Publié le : 30/07/2026 - 00:51
Écouter - 04:52À deux heures de Shanghai, les rizières remplacent les gratte-ciel. Dans la province du Zhejiang, le village de Huzhou accueille de nombreux jeunes urbains. Des dizaines de jeunes Chinois qui ont choisi de quitter leur emploi de bureau en ville pour devenir des « nomades digitaux », grâce aux nouvelles technologies pour travailler à la campagne. Une tendance encore marginale mais qui reflète une remise en question grandissante du modèle de réussite traditionnel en Chine.
De notre envoyée spéciale à Shanghai et Lei Yang,
Pendant des années, la trajectoire semblait toute tracée : obtenir un diplôme, décrocher un emploi stable, acheter un appartement puis fonder une famille. Mais pour certains jeunes Chinois, cette promesse ne fait plus rêver.

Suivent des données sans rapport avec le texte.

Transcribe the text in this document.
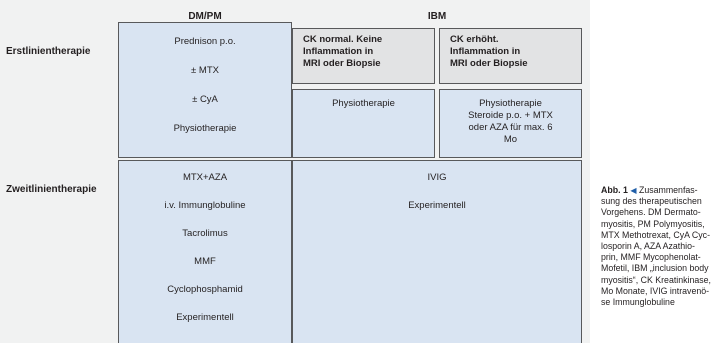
DM/PM	IBM
Erstlinientherapie
Zweitlinientherapie
Prednison p.o.
± MTX
± CyA
Physiotherapie
MTX+AZA
i.v. Immunglobuline
Tacrolimus
MMF
Cyclophosphamid
Experimentell
CK normal. Keine
Inflammation in
MRI oder Biopsie
CK erhöht.
Inflammation in
MRI oder Biopsie
Physiotherapie	Physiotherapie
Steroide p.o. + MTX
oder AZA für max. 6
Mo
IVIG
Experimentell
Abb. 1 ◀ Zusammenfas-
sung des therapeutischen
Vorgehens. DM Dermato-
myositis, PM Polymyositis,
MTX Methotrexat, CyA Cyc-
losporin A, AZA Azathio-
prin, MMF Mycophenolat-
Mofetil, IBM „inclusion body
myositis“, CK Kreatinkinase,
Mo Monate, IVIG intravenö-
se Immunglobuline
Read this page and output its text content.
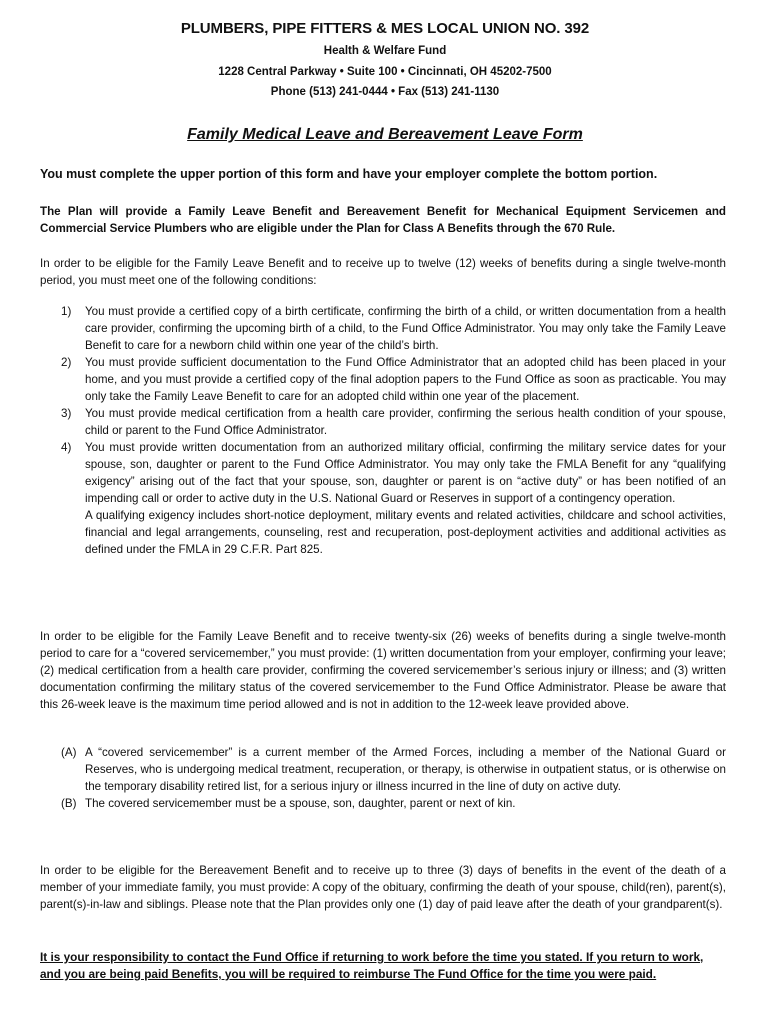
PLUMBERS, PIPE FITTERS & MES LOCAL UNION NO. 392
Health & Welfare Fund
1228 Central Parkway • Suite 100 • Cincinnati, OH 45202-7500
Phone (513) 241-0444 • Fax (513) 241-1130
Family Medical Leave and Bereavement Leave Form
You must complete the upper portion of this form and have your employer complete the bottom portion.
The Plan will provide a Family Leave Benefit and Bereavement Benefit for Mechanical Equipment Servicemen and Commercial Service Plumbers who are eligible under the Plan for Class A Benefits through the 670 Rule.
In order to be eligible for the Family Leave Benefit and to receive up to twelve (12) weeks of benefits during a single twelve-month period, you must meet one of the following conditions:
1) You must provide a certified copy of a birth certificate, confirming the birth of a child, or written documentation from a health care provider, confirming the upcoming birth of a child, to the Fund Office Administrator. You may only take the Family Leave Benefit to care for a newborn child within one year of the child’s birth.

2) You must provide sufficient documentation to the Fund Office Administrator that an adopted child has been placed in your home, and you must provide a certified copy of the final adoption papers to the Fund Office as soon as practicable. You may only take the Family Leave Benefit to care for an adopted child within one year of the placement.

3) You must provide medical certification from a health care provider, confirming the serious health condition of your spouse, child or parent to the Fund Office Administrator.

4) You must provide written documentation from an authorized military official, confirming the military service dates for your spouse, son, daughter or parent to the Fund Office Administrator. You may only take the FMLA Benefit for any “qualifying exigency” arising out of the fact that your spouse, son, daughter or parent is on “active duty” or has been notified of an impending call or order to active duty in the U.S. National Guard or Reserves in support of a contingency operation.

A qualifying exigency includes short-notice deployment, military events and related activities, childcare and school activities, financial and legal arrangements, counseling, rest and recuperation, post-deployment activities and additional activities as defined under the FMLA in 29 C.F.R. Part 825.

In order to be eligible for the Family Leave Benefit and to receive twenty-six (26) weeks of benefits during a single twelve-month period to care for a “covered servicemember,” you must provide: (1) written documentation from your employer, confirming your leave; (2) medical certification from a health care provider, confirming the covered servicemember’s serious injury or illness; and (3) written documentation confirming the military status of the covered servicemember to the Fund Office Administrator. Please be aware that this 26-week leave is the maximum time period allowed and is not in addition to the 12-week leave provided above.
(A) A “covered servicemember” is a current member of the Armed Forces, including a member of the National Guard or Reserves, who is undergoing medical treatment, recuperation, or therapy, is otherwise in outpatient status, or is otherwise on the temporary disability retired list, for a serious injury or illness incurred in the line of duty on active duty.

(B) The covered servicemember must be a spouse, son, daughter, parent or next of kin.

In order to be eligible for the Bereavement Benefit and to receive up to three (3) days of benefits in the event of the death of a member of your immediate family, you must provide: A copy of the obituary, confirming the death of your spouse, child(ren), parent(s), parent(s)-in-law and siblings. Please note that the Plan provides only one (1) day of paid leave after the death of your grandparent(s).
It is your responsibility to contact the Fund Office if returning to work before the time you stated. If you return to work, and you are being paid Benefits, you will be required to reimburse The Fund Office for the time you were paid.
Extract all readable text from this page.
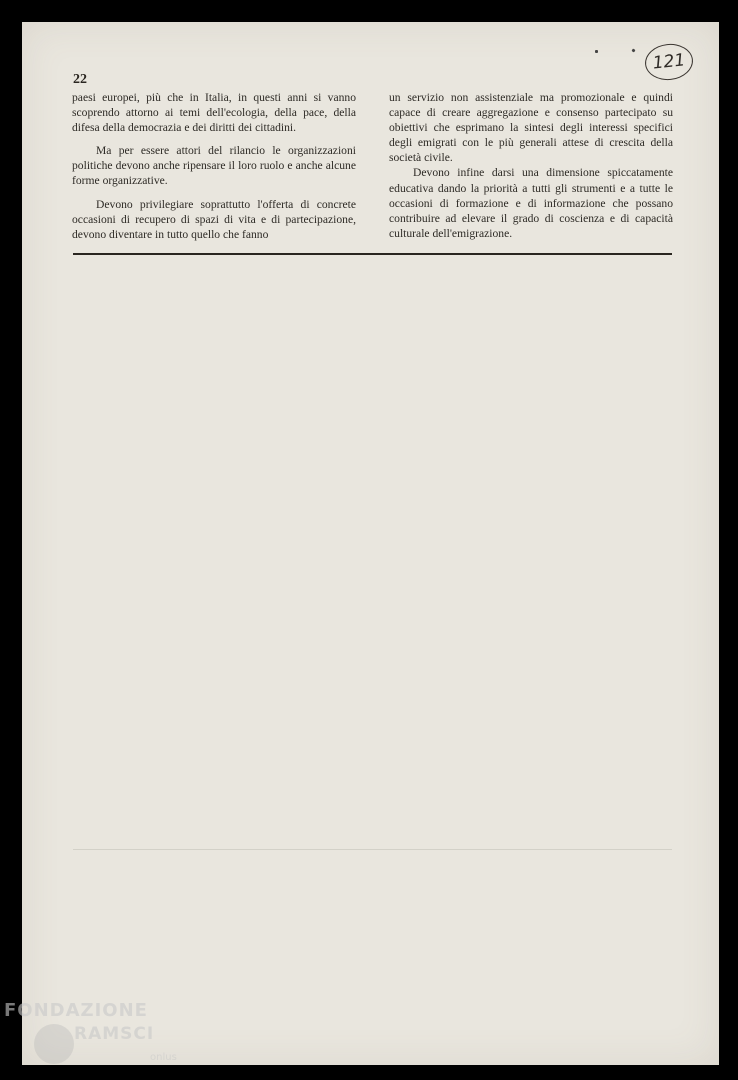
22
121

paesi europei, più che in Italia, in questi anni si vanno scoprendo attorno ai temi dell'ecologia, della pace, della difesa della democrazia e dei diritti dei cittadini.

Ma per essere attori del rilancio le organizzazioni politiche devono anche ripensare il loro ruolo e anche alcune forme organizzative.

Devono privilegiare soprattutto l'offerta di concrete occasioni di recupero di spazi di vita e di partecipazione, devono diventare in tutto quello che fanno

un servizio non assistenziale ma promozionale e quindi capace di creare aggregazione e consenso partecipato su obiettivi che esprimano la sintesi degli interessi specifici degli emigrati con le più generali attese di crescita della società civile.

Devono infine darsi una dimensione spiccatamente educativa dando la priorità a tutti gli strumenti e a tutte le occasioni di formazione e di informazione che possano contribuire ad elevare il grado di coscienza e di capacità culturale dell'emigrazione.

FONDAZIONE
RAMSCI
onlus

Yazi a 30 ans. Il y a quelques années encore, elle occupait un emploi classique en ville. Aujourd'hui, elle travaille à son compte et partage son temps entre plusieurs communautés de nomades digitaux. « J'ai commencé à réfléchir davantage à l'équilibre entre vie professionnelle et vie personnelle. J'avais surtout envie d'explorer qui j'étais vraiment. En ville, il est difficile de créer des liens au quotidien. J'avais certes des amis, mais la plupart du temps, j'étais seule. Ici, les échanges sociaux se sont multipliés naturellement, c'est une expérience très enrichissante et agréable », explique-t-elle.
Comme elle, plusieurs centaines de jeunes sont passés par ce village transformé en communauté de travailleurs indépendants. Le projet a été lancé en 2021 par Xu Song. « Dans notre société, les jeunes sont éduqués à poursuivre la réussite conventionnelle : bonnes études, bon emploi, classe moyenne, logement, famille. Ils réalisent que l'épanouissement personnel et émotionnel ne vient pas de cette réussite définie par la société. Il provient des liens d'amitié et de la vie en communauté, des choses que la ville ne propose plus », souligne-t-il.
Pour Mumu, 33 ans, cette prise de conscience est née dans son ancien bureau. « Je travaillais dans un espace sans lumière naturelle. Je passais mes journées devant un ordinateur à produire des contenus qui ne correspondaient pas à ce que je voulais exprimer. Quand je voyais le beau temps dehors, j'avais l'impression de gaspiller ma vie », confie-t-elle. Aujourd'hui, ses revenus sont parfois instables. Mais elle affirme avoir retrouvé quelque chose de plus important : le contrôle de son temps. « Je ne me sens plus simplement comme une travailleuse exploitée. Je me sens comme une personne qui vit pleinement », ajoute-t-elle.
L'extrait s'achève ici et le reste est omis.